Single by New York Dolls

from the album New York Dolls
- B-side: "Vietnamese Baby"
- Released: 1973
- Recorded: April 1973
- Studio: Record Plant
- Genre: Hard rock, glam rock, proto-punk
- Length: 4:42
- Label: Mercury Records
- Songwriter(s): David Johansen and Johnny Thunders
- Producer(s): Todd Rundgren

New York Dolls singles chronology
| "Trash'" b/w "Personality Crisis" (1973) | "Jet Boy" (1973) | "Stranded In The Jungle" (1974) |

Music video
- New York Dolls performing "Jet Boy" on The Old Grey Whistle Test on YouTube

= Jet Boy =

"Jet Boy" is the closing track and second single from the New York Dolls' self titled debut album. It was written by Dolls lead singer David Johansen and guitarist Johnny Thunders.

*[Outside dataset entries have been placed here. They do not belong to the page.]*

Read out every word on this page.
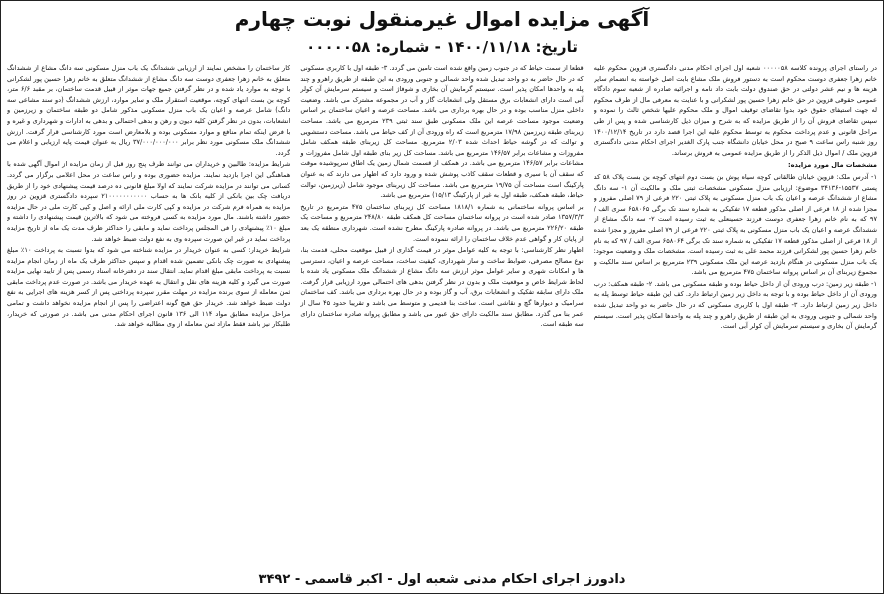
آگهی مزایده اموال غیرمنقول نوبت چهارم
تاریخ: ۱۴۰۰/۱۱/۱۸ - شماره: ۰۰۰۰۰۵۸

در راستای اجرای پرونده کلاسه ۰۰۰۰۰۵۸ شعبه اول اجرای احکام مدنی دادگستری قزوین محکوم علیه خانم زهرا جعفری دوست محکوم است به دستور فروش ملک مشاع بابت اصل خواسته به انضمام سایر هزینه ها و نیم عشر دولتی در حق صندوق دولت بابت داد نامه و اجرائیه صادره از شعبه سوم دادگاه عمومی حقوقی قزوین در حق خانم زهرا حسین پور لشکرانی و با عنایت به معرفی مال از طرف محکوم له جهت استیفای حقوق خود بدوا تقاضای توقیف اموال و ملک محکوم علیها شخص ثالث را نموده و سپس تقاضای فروش آن را از طریق مزایده که به شرح و میزان ذیل کارشناسی شده و پس از طی مراحل قانونی و عدم پرداخت محکوم به توسط محکوم علیه این اجرا قصد دارد در تاریخ ۱۴۰۰/۱۲/۱۴ روز شنبه راس ساعت ۹ صبح در محل خیابان دانشگاه جنب پارک الغدیر اجرای احکام مدنی دادگستری قزوین ملک / اموال ذیل الذکر را از طریق مزایده عمومی به فروش برساند.

مشخصات مال مورد مزایده:

۱- آدرس ملک: قزوین خیابان طالقانی کوچه سیاه پوش بن بست دوم انتهای کوچه بن بست پلاک ۵۸ کد پستی ۱۵۵۳۷-۳۴۱۳۶ موضوع: ارزیابی منزل مسکونی مشخصات ثبتی ملک و مالکیت آن ۱- سه دانگ مشاع از ششدانگ عرصه و اعیان یک باب منزل مسکونی به پلاک ثبتی ۲۲۰ فرعی از ۷۹ اصلی مفروز و مجزا شده از ۱۸ فرعی از اصلی مذکور قطعه ۱۷ تفکیکی به شماره سند تک برگی ۶۵۸۰۶۵ سری الف / ۹۷ که به نام خانم زهرا جعفری دوست فرزند حسینعلی به ثبت رسیده است ۲- سه دانگ مشاع از ششدانگ عرصه و اعیان یک باب منزل مسکونی به پلاک ثبتی ۲۲۰ فرعی از ۷۹ اصلی مفروز و مجزا شده از ۱۸ فرعی از اصلی مذکور قطعه ۱۷ تفکیکی به شماره سند تک برگی ۶۵۸۰۶۴ سری الف / ۹۷ که به نام خانم زهرا حسین پور لشکرانی فرزند محمد علی به ثبت رسیده است. مشخصات ملک و وضعیت موجود: یک باب منزل مسکونی در هنگام بازدید عرصه این ملک مسکونی ۲۳۹ مترمربع بر اساس سند مالکیت و مجموع زیربنای آن بر اساس پروانه ساختمان ۴۷۵ مترمربع می باشد.

۱- طبقه زیر زمین: درب ورودی آن از داخل حیاط بوده و طبقه مسکونی می باشد. ۲- طبقه همکف: درب ورودی آن از داخل حیاط بوده و با توجه به داخل زیر زمین ارتباط دارد. کف این طبقه حیاط توسط پله به داخل زیر زمین ارتباط دارد. ۳- طبقه اول با کاربری مسکونی که در حال حاضر به دو واحد تبدیل شده واحد شمالی و جنوبی ورودی به این طبقه از طریق راهرو و چند پله به واحدها امکان پذیر است. سیستم گرمایش آن بخاری و سیستم سرمایش آن کولر آبی است.

قطعا از سمت حیاط که در جنوب زمین واقع شده است تامین می گردد. ۳- طبقه اول با کاربری مسکونی که در حال حاضر به دو واحد تبدیل شده واحد شمالی و جنوبی ورودی به این طبقه از طریق راهرو و چند پله به واحدها امکان پذیر است. سیستم گرمایش آن بخاری و شوفاژ است و سیستم سرمایش آن کولر آبی است دارای انشعابات برق مستقل ولی انشعابات گاز و آب در مجموعه مشترک می باشد. وضعیت داخلی منزل مناسب بوده و در حال بهره برداری می باشد. مساحت عرصه و اعیان ساختمان بر اساس وضعیت موجود مساحت عرصه این ملک مسکونی طبق سند ثبتی ۲۳۹ مترمربع می باشد. مساحت زیربنای طبقه زیرزمین ۱۷/۹۸ مترمربع است که راه ورودی آن از کف حیاط می باشد. مساحت دستشویی و توالت که در گوشه حیاط احداث شده ۲/۰۳ مترمربع. مساحت کل زیربنای طبقه همکف شامل مفروزات و مشاعات برابر ۱۴۶/۵۷ مترمربع می باشد. مساحت کل زیر بنای طبقه اول شامل مفروزات و مشاعات برابر ۱۴۶/۵۷ مترمربع می باشد. در همکف از قسمت شمال زمین یک اطاق سرپوشیده موقت که سقف آن با سیری و قطعات سقف کاذب پوشش شده و ورود دارد که اظهار می دارند که به عنوان پارکینگ است مساحت آن ۱۹/۷۵ مترمربع می باشد. مساحت کل زیربنای موجود شامل (زیرزمین، توالت حیاط، طبقه همکف، طبقه اول به غیر از پارکینگ ۱۵/۱۳) مترمربع می باشد.

بر اساس پروانه ساختمانی به شماره ۱۸۱۸/۱ مساحت کل زیربنای ساختمان ۴۷۵ مترمربع در تاریخ ۱۳۵۷/۳/۳ صادر شده است در پروانه ساختمان مساحت کل همکف طبقه ۲۴۸/۸۰ مترمربع و مساحت یک طبقه ۲۲۶/۲۰ مترمربع می باشد. در پروانه صادره پارکینگ مطرح نشده است. شهرداری منطقه یک بعد از پایان کار و گواهی عدم خلاف ساختمان را ارائه ننموده است.

اظهار نظر کارشناسی: با توجه به کلیه عوامل موثر در قیمت گذاری از قبیل موقعیت محلی، قدمت بنا، نوع مصالح مصرفی، ضوابط ساخت و ساز شهرداری، کیفیت ساخت، مساحت عرصه و اعیان، دسترسی ها و امکانات شهری و سایر عوامل موثر ارزش سه دانگ مشاع از ششدانگ ملک مسکونی یاد شده با لحاظ شرایط خاص و موقعیت ملک و بدون در نظر گرفتن بدهی های احتمالی مورد ارزیابی قرار گرفت. ملک دارای سابقه تفکیک و انشعابات برق، آب و گاز بوده و در حال بهره برداری می باشد. کف ساختمان سرامیک و دیوارها گچ و نقاشی است. ساخت بنا قدیمی و متوسط می باشد و تقریبا حدود ۴۵ سال از عمر بنا می گذرد. مطابق سند مالکیت دارای حق عبور می باشد و مطابق پروانه صادره ساختمان دارای سه طبقه است.

کار ساختمان را مشخص نمایند از ارزیابی ششدانگ یک باب منزل مسکونی سه دانگ مشاع از ششدانگ متعلق به خانم زهرا جعفری دوست سه دانگ مشاع از ششدانگ متعلق به خانم زهرا حسین پور لشکرانی با توجه به موارد یاد شده و در نظر گرفتن جمیع جهات موثر از قبیل قدمت ساختمان، بر مقبد ۶/۶ متر، کوچه بن بست انتهای کوچه، موقعیت استقرار ملک و سایر موارد، ارزش ششدانگ (دو سند مشاعی سه دانگ) شامل عرصه و اعیان یک باب منزل مسکونی مذکور شامل دو طبقه ساختمان و زیرزمین و انشعابات، بدون در نظر گرفتن کلیه دیون و رهن و بدهی احتمالی و بدهی به ادارات و شهرداری و غیره و با فرض اینکه تمام منافع و موارد مسکونی بوده و بلامعارض است مورد کارشناسی قرار گرفت. ارزش ششدانگ ملک مسکونی مورد نظر برابر ۳۷/۰۰۰/۰۰۰/۰۰۰ ریال به عنوان قیمت پایه ارزیابی و اعلام می گردد.

شرایط مزایده: طالبین و خریداران می توانند ظرف پنج روز قبل از زمان مزایده از اموال آگهی شده با هماهنگی این اجرا بازدید نمایند. مزایده حضوری بوده و راس ساعت در محل اعلامی برگزار می گردد. کسانی می توانند در مزایده شرکت نمایند که اولا مبلغ قانونی ده درصد قیمت پیشنهادی خود را از طریق دریافت چک بین بانکی از کلیه بانک ها به حساب ۲۱۰۰۰۰۰۰۰۰۰۰۰ سپرده دادگستری قزوین در روز مزایده به همراه فرم شرکت در مزایده و کپی کارت ملی ارائه و اصل و کپی کارت ملی در حال مزایده حضور داشته باشند. مال مورد مزایده به کسی فروخته می شود که بالاترین قیمت پیشنهادی را داشته و مبلغ ۱۰٪ پیشنهادی را فی المجلس پرداخت نماید و مابقی را حداکثر ظرف مدت یک ماه از تاریخ مزایده پرداخت نماید در غیر این صورت سپرده وی به نفع دولت ضبط خواهد شد.

شرایط خریدار: کسی به عنوان خریدار در مزایده شناخته می شود که بدوا نسبت به پرداخت ۱۰٪ مبلغ پیشنهادی به صورت چک بانکی تضمین شده اقدام و سپس حداکثر ظرف یک ماه از زمان انجام مزایده نسبت به پرداخت مابقی مبلغ اقدام نماید. انتقال سند در دفترخانه اسناد رسمی پس از تایید نهایی مزایده صورت می گیرد و کلیه هزینه های نقل و انتقال به عهده خریدار می باشد. در صورت عدم پرداخت مابقی ثمن معامله از سوی برنده مزایده در مهلت مقرر سپرده پرداختی پس از کسر هزینه های اجرایی به نفع دولت ضبط خواهد شد. خریدار حق هیچ گونه اعتراضی را پس از انجام مزایده نخواهد داشت و تمامی مراحل مزایده مطابق مواد ۱۱۴ الی ۱۳۶ قانون اجرای احکام مدنی می باشد. در صورتی که خریدار، طلبکار نیز باشد فقط مازاد ثمن معامله از وی مطالبه خواهد شد.

دادورز اجرای احکام مدنی شعبه اول - اکبر قاسمی - ۳۴۹۲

The lyrics are simply about a jet boy who stole his baby. There is little explanation as to what a jet boy is other than to say that he flies around New York City. Tony Glover of Rolling Stone described the song as "Marvel Comics meets the Lower East Side."

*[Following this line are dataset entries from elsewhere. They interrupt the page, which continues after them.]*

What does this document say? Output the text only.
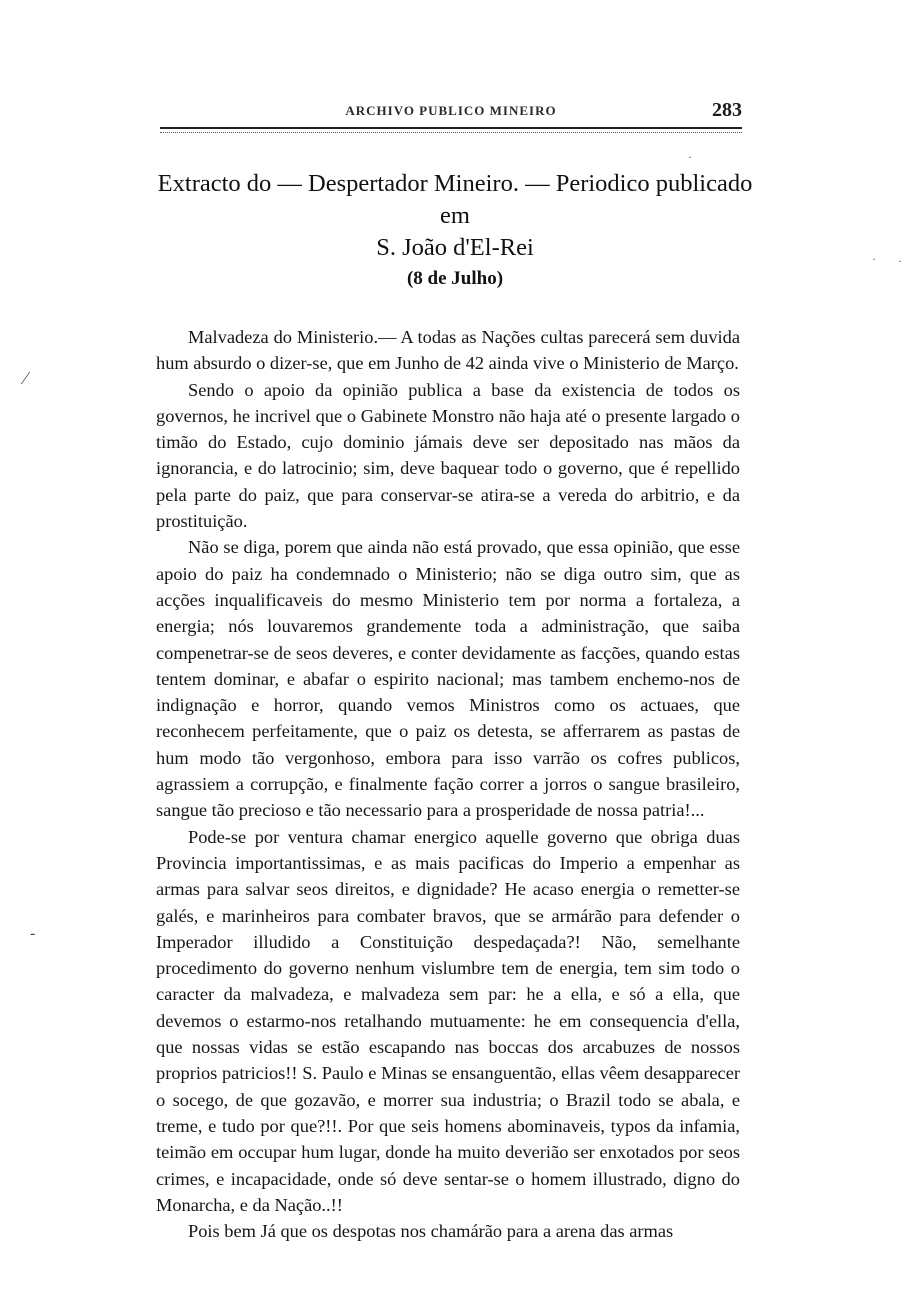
ARCHIVO PUBLICO MINEIRO	283
Extracto do — Despertador Mineiro. — Periodico publicado em
S. João d'El-Rei
(8 de Julho)

Malvadeza do Ministerio.— A todas as Nações cultas parecerá sem duvida hum absurdo o dizer-se, que em Junho de 42 ainda vive o Ministerio de Março.

Sendo o apoio da opinião publica a base da existencia de todos os governos, he incrivel que o Gabinete Monstro não haja até o presente largado o timão do Estado, cujo dominio jámais deve ser depositado nas mãos da ignorancia, e do latrocinio; sim, deve baquear todo o governo, que é repellido pela parte do paiz, que para conservar-se atira-se a vereda do arbitrio, e da prostituição.

Não se diga, porem que ainda não está provado, que essa opinião, que esse apoio do paiz ha condemnado o Ministerio; não se diga outro sim, que as acções inqualificaveis do mesmo Ministerio tem por norma a fortaleza, a energia; nós louvaremos grandemente toda a administração, que saiba compenetrar-se de seos deveres, e conter devidamente as facções, quando estas tentem dominar, e abafar o espirito nacional; mas tambem enchemo-nos de indignação e horror, quando vemos Ministros como os actuaes, que reconhecem perfeitamente, que o paiz os detesta, se afferrarem as pastas de hum modo tão vergonhoso, embora para isso varrão os cofres publicos, agrassiem a corrupção, e finalmente fação correr a jorros o sangue brasileiro, sangue tão precioso e tão necessario para a prosperidade de nossa patria!...

Pode-se por ventura chamar energico aquelle governo que obriga duas Provincia importantissimas, e as mais pacificas do Imperio a empenhar as armas para salvar seos direitos, e dignidade? He acaso energia o remetter-se galés, e marinheiros para combater bravos, que se armárão para defender o Imperador illudido a Constituição despedaçada?! Não, semelhante procedimento do governo nenhum vislumbre tem de energia, tem sim todo o caracter da malvadeza, e malvadeza sem par: he a ella, e só a ella, que devemos o estarmo-nos retalhando mutuamente: he em consequencia d'ella, que nossas vidas se estão escapando nas boccas dos arcabuzes de nossos proprios patricios!! S. Paulo e Minas se ensanguentão, ellas vêem desapparecer o socego, de que gozavão, e morrer sua industria; o Brazil todo se abala, e treme, e tudo por que?!!. Por que seis homens abominaveis, typos da infamia, teimão em occupar hum lugar, donde ha muito deverião ser enxotados por seos crimes, e incapacidade, onde só deve sentar-se o homem illustrado, digno do Monarcha, e da Nação..!!

Pois bem Já que os despotas nos chamárão para a arena das armas

·
· ·
⁄
‐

The New York Dolls famously performed "Jet Boy" on The Old Grey Whistle Test on 27 November 1973. Shortly before hitting the stage, Johansen told "Whispering" Bob Harris, host of the programme, that he had "bunny teeth". After the performance, Harris laughingly referred to it as "mock rock."

The original B-side to "Jet Boy" was the love song "Vietnamese Baby," written by David Johansen. According to journalist Steve Taylor, "Vietnamese Baby" dealt with the impact of the Vietnam War at the time on everyday activities for people, whose fun was undermined by thoughts of collective guilt. (Sample lyrics: "Catch me your slaves, shot at/Every rifle on the way and I gotta/Show you more mustard gas than any girl ever seen/Since I been blasted, I've been blown, I've been backing away/You've got to back it away/You've got to take a search of values/Yeah, But I've got a concert out to play") Album producer Todd Rundgren played synthesizers on the track.

"Jet Boy" b/w "Babylon" and "Who Are the Mystery Girls" (both from Too Much Too Soon) were released by Mercury Records in the UK in 1977.

San Francisco-based hard rock band Jetboy is named after the song.